With the number two seed in sight for the Broncos, it begs the question of just how important is it for Denver to attain this prize. As stated, the Broncos have gotten a bye in each of their two seasons with Peyton Manning at quarterback with no Super Bowl trophy to show for it. While I don’t think getting the third seed would effectively end the Broncos’ championship hopes, I do think it would be beneficial all around to them to get that coveted week off.

I’m talking about two critical Broncos: Peyton Manning and Demaryius Thomas.

It seems obvious that people would prefer the bye for Peyton, but there’s also an argument against it. For starters, Manning’s only Super Bowl win has come as a three seed, meaning he played in the wild card round. In each of his two Super Bowl losses, Manning’s teams had a bye that week. This isn’t that surprising, as we’ve all seen that he does better as a rhythm passer; whether that’s snap-to-snap, drive-to-drive, or week-to-week.

But Peyton really hasn’t looked like himself lately, and it’s been due in part to the somewhat (unusual) disconnect between him and Thomas. Before the Bengals game last week, I figured it was just due to Manning operating under a new offensive philosophy that is predicated by heavy running. Before last week, he wasn’t doing terrible, but he had been missing some throws deep, throws that he’s made a countless number of times.

But last week was different. It wasn’t the physical side of Manning I was worried about. He was just different mentally. There were a couple of prime examples that stood out to me, both coming in the fourth quarter.

Dec 22, 2014; Cincinnati, OH, USA; Denver Broncos quarterback Peyton Manning (18) throws a pass during the first quarter against the Cincinnati Bengals at Paul Brown Stadium. Mandatory Credit: Andrew Weber-USA TODAY Sports

The first was Manning’s second pick of the game. The Broncos had a 28-27 lead with over 13 minutes left in the fourth quarter after surmounting a gritty comeback. With the ball at Denver’s own 20 yard line, Manning was in shotgun with an empty backfield; Wes Welker, Emmanuel Sanders, and C.J. Anderson were on his right and the Thomas’s on the left (DT in the slot).
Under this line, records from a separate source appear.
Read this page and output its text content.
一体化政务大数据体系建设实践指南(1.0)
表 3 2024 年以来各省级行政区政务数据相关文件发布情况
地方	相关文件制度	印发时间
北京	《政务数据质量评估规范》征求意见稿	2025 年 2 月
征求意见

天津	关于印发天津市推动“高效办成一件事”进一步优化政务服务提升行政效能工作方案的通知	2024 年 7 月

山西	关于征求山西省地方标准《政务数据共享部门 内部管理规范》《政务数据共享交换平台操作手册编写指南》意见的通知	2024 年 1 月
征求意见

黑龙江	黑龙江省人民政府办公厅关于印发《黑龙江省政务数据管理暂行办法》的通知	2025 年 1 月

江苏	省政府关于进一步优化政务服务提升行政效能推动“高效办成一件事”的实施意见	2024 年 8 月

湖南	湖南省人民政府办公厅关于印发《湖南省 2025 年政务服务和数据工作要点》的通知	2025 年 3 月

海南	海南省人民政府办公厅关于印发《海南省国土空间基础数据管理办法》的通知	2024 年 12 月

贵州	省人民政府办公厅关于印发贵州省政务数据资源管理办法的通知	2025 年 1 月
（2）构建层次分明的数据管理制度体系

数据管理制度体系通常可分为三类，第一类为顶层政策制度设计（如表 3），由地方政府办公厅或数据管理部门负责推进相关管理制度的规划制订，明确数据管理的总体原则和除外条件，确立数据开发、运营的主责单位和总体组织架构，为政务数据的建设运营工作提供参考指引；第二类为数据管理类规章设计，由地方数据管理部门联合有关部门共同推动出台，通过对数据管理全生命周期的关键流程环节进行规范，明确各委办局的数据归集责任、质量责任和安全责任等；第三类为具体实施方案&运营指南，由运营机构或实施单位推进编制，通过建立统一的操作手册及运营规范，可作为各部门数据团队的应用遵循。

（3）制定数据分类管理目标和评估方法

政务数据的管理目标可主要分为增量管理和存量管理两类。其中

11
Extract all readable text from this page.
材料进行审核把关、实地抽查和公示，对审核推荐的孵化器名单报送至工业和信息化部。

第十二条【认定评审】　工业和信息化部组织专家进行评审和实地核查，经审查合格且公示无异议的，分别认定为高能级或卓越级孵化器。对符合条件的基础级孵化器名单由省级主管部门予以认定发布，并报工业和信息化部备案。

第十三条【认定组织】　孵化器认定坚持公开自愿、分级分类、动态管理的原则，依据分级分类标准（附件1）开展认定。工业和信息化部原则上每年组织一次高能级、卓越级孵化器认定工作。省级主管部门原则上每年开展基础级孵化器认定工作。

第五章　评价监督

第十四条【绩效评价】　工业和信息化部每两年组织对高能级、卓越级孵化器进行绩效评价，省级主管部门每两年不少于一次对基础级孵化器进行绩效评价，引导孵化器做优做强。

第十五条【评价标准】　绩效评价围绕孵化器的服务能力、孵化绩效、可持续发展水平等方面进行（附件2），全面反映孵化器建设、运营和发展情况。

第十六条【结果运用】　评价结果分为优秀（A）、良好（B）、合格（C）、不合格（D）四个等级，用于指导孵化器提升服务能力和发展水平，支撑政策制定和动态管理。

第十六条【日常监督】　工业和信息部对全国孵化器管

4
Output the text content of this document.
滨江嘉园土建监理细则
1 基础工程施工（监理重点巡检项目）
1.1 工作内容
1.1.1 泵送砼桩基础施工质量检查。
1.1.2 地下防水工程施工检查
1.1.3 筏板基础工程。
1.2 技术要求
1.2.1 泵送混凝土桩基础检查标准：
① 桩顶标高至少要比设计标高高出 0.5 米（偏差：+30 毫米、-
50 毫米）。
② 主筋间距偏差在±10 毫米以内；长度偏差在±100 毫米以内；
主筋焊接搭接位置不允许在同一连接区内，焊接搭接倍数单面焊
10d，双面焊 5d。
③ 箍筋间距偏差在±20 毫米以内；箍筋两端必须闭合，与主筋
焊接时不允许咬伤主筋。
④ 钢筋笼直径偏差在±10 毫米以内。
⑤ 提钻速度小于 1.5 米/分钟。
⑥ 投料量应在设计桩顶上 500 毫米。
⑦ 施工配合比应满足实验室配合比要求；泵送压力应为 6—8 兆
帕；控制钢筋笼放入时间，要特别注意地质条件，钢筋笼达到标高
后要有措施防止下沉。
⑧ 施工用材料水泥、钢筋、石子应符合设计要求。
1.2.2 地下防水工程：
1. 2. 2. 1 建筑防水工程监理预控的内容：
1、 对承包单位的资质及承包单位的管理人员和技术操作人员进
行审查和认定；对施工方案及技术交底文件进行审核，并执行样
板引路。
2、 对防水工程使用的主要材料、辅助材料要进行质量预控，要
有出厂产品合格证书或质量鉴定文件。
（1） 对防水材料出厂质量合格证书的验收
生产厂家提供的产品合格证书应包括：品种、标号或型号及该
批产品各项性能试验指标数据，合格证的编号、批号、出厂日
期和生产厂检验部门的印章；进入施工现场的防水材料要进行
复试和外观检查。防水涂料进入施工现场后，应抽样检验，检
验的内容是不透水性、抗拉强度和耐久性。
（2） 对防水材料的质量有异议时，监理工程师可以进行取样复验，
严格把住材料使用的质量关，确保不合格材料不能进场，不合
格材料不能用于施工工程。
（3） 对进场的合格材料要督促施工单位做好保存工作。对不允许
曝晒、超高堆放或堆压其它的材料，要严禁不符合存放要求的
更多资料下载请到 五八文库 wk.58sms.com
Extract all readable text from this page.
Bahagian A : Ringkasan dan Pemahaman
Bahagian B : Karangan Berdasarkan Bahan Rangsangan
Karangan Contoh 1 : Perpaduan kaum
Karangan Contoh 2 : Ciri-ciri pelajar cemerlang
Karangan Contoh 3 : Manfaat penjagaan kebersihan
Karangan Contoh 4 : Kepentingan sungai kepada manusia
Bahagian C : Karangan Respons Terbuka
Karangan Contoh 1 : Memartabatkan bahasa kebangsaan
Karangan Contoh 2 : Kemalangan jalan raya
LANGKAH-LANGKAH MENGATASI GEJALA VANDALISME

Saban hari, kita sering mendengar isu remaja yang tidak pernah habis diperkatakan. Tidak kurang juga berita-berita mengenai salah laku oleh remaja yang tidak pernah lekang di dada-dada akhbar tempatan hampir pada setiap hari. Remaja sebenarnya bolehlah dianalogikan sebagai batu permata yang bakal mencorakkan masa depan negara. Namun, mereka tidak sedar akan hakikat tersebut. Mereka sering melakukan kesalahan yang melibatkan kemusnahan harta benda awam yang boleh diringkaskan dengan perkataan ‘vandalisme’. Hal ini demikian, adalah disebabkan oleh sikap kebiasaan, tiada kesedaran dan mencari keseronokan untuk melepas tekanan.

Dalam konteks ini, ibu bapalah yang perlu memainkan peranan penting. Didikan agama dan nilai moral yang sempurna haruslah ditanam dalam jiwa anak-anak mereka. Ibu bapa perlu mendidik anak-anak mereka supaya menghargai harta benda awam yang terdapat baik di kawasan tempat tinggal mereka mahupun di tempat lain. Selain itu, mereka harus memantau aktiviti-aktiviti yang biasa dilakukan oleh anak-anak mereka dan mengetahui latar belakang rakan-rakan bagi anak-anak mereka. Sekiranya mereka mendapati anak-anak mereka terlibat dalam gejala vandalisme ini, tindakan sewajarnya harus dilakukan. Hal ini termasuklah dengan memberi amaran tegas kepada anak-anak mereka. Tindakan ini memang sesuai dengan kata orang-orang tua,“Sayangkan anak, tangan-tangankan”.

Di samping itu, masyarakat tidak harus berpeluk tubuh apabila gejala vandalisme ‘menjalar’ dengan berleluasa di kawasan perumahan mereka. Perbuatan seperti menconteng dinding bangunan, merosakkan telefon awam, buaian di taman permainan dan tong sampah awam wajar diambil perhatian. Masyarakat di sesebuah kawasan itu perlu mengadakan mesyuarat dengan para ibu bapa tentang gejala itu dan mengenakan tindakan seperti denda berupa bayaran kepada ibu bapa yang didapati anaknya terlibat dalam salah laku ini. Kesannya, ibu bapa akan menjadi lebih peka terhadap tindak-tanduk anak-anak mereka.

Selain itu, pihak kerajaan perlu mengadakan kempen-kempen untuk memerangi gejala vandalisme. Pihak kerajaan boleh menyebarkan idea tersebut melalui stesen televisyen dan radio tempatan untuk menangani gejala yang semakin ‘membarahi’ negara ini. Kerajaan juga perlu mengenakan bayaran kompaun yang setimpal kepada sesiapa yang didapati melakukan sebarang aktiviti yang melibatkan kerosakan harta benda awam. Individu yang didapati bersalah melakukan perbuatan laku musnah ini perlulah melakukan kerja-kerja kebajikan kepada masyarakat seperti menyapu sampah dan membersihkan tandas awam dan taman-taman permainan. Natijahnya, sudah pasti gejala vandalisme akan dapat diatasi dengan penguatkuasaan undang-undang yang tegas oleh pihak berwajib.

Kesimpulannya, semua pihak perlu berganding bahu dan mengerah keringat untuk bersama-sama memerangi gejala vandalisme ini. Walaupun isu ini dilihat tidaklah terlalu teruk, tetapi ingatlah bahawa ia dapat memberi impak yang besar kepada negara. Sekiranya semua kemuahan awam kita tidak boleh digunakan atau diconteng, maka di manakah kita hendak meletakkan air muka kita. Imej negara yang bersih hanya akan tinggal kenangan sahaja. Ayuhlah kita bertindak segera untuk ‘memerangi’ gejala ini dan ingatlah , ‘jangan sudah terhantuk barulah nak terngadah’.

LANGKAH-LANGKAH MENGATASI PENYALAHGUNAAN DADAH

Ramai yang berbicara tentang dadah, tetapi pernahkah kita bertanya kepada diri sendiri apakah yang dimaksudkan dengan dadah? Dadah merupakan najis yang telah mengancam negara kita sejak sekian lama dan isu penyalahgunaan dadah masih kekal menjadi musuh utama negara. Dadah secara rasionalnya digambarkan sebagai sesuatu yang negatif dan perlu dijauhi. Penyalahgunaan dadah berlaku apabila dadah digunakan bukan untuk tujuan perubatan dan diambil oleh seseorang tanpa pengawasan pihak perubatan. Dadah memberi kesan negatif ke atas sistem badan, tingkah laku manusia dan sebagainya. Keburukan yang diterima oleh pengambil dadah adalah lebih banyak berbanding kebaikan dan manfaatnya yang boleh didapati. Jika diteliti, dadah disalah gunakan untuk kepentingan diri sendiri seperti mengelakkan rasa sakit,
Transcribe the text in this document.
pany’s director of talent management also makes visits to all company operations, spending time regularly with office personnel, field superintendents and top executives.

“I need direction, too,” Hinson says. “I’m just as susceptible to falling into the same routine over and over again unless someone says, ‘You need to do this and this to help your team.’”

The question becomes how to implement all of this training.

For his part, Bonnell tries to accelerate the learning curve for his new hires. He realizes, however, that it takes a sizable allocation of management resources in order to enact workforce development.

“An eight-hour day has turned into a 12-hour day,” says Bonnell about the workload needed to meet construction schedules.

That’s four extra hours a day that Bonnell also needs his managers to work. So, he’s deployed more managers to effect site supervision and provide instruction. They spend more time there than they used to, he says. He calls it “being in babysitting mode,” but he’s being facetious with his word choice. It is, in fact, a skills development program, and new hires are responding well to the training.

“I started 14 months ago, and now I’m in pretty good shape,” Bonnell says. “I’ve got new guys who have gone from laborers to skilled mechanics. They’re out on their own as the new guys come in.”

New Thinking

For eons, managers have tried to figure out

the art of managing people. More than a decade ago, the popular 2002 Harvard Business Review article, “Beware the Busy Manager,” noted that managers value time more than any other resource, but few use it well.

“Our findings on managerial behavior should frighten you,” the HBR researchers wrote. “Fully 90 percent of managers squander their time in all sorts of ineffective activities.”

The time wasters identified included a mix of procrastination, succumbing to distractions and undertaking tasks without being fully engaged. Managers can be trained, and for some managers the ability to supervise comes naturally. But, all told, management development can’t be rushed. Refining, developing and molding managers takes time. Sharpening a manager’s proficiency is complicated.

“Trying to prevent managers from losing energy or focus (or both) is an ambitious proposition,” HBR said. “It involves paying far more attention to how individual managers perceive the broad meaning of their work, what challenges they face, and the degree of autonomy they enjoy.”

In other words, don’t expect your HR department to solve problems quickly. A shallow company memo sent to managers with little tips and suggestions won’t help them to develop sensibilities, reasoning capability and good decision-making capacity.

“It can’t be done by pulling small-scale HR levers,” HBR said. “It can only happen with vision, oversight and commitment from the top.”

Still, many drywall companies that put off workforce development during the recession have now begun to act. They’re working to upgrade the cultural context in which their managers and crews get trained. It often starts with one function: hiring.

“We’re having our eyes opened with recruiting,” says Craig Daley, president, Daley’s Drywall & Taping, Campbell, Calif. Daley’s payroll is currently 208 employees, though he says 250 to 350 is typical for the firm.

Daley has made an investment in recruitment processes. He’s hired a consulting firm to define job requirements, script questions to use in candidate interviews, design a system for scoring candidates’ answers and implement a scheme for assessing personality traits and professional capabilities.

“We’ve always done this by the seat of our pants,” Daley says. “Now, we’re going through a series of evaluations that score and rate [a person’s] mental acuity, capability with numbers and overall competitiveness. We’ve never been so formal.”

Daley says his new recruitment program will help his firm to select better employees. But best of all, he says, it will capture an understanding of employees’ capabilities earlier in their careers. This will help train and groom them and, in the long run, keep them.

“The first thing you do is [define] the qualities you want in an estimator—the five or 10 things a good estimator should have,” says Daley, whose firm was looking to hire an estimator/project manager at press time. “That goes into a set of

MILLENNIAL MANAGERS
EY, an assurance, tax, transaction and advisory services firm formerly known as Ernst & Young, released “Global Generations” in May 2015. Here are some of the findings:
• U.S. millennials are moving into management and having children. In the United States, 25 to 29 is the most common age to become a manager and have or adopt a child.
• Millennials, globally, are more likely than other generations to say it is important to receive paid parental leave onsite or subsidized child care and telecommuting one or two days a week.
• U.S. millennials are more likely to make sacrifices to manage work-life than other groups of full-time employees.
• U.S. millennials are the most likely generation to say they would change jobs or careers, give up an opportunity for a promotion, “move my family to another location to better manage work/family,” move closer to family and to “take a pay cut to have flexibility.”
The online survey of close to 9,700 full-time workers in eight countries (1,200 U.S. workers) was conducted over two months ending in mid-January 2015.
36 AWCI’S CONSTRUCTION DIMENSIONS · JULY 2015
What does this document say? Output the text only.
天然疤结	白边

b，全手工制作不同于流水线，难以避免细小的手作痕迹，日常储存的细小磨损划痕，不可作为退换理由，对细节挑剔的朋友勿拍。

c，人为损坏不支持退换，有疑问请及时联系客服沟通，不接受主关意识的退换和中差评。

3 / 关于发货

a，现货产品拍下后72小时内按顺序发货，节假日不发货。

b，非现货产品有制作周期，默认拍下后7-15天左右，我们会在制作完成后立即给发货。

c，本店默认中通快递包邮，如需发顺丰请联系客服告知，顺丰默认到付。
Cincy’s pre-snap look included cornerback Adam Jones lined up over DT while showing blitz, Reggie Nelson one-on-one with DT and no LB’s in the box. DT’s route, a short out, would seemingly be open. However, Jones faked the blitz and took on Demaryius with safety help over top. Manning trusts that DT will shake Jones, but to no avail. After his break, Jones beats him underneath and picks the ball off.

While Thomas’s route could’ve been crisper, he was never open and Manning forced a ball in a terrible situation. A sack would’ve been 10 times more acceptable than a turnover considering the Bengals would’ve already been in field goal range with a turnover and the Broncos had already come all the way back from a 20-7 halftime deficit. Luckily, Nelson was called for an unsportsmanlike penalty and the Broncos defense forced a three-and-out punt.

The second play was even worse in my eyes. I was at the game and it looked terrible live. I can only imagine how it looked on TV.

This time it was Manning’s third of his four picks. The Broncos were down 30-28 with 2:50 left in the game and three timeouts, game still not over. Manning was in the shotgun with Anderson flanked to his right, DT split wide right and Sanders, Welker, and Julius Thomas on his left. Manning’s first option was DT on a short “arrow” as Jon Gruden called it (going inside then cutting back out). The Bengals had dime personnel with a single high safety (Nelson) and man coverage with their corners. They had two backers in the box, both of whom stayed in coverage (and pretty shallow at that).

Nelson was playing extremely deep, effectively taking himself out of the play. Manning faked a handoff to Anderson who went left for a pass, drawing the weak side linebacker and leaving Emmanuel Sanders wide open on a 10-yard crossing route in the middle of the field. Watching it live, this is where I initially thought Peyton was going as he wound up to pass.

Instead, Manning hurries, throws off his back foot instead of stepping up in the pocket (though the blocking wasn’t perfect, go figure), and undershoots DT on his out pattern. It appears DT slips, but after watching and re-watching this play over and over and over, it looked as if DT was open out of the break, the ball was already out, and it was poorly thrown: either that, or Manning expected DT to sit after he made his cut back outside. Even still, Thomas wouldn’t have been open.

Dec 22, 2014; Cincinnati, OH, USA; Denver Broncos wide receiver Demaryius Thomas (88) makes a catch while being pushed out of bounds during the third quarter against the Cincinnati Bengals at Paul Brown Stadium. Mandatory Credit: Andrew Weber-USA TODAY Sports

It’s too late in the season for Manning to be making mental mistakes, especially in critical situations. It’s also too late in the season for Manning and DT to not be on the same page in any situation. These guys have played together for almost three full years including four playoff games. They should be on the same page in crunch time when Adam Gase is calling the milk and butter plays.

Statistically speaking, Demaryius Thomas isn’t in a funk. In his last two games he’s collected 13 catches for 238 yards and a touchdown. His Pro Football Focus grades have been mixed over this span, with a 4.0 in San Diego and a 0.1 in Cincinnati. (Though to be fair, he got a -0.9 in the penalty category for the bogus facemask they called. So really it should have been at least a 1.0).

But again, the “problem” with DT has been not being on the same page with Manning. I’m not saying every play should go off without a hitch, but for the most part, especially in crunch time, All-Pro quarterback should know where (soon-to-be) All-Pro receiver will be and vice versa.

But just like with Thomas’s rough start to the season, I have confidence that he and Manning will work it out. They have too much work ethic and talent not to. But they could use the extra week of rest to help.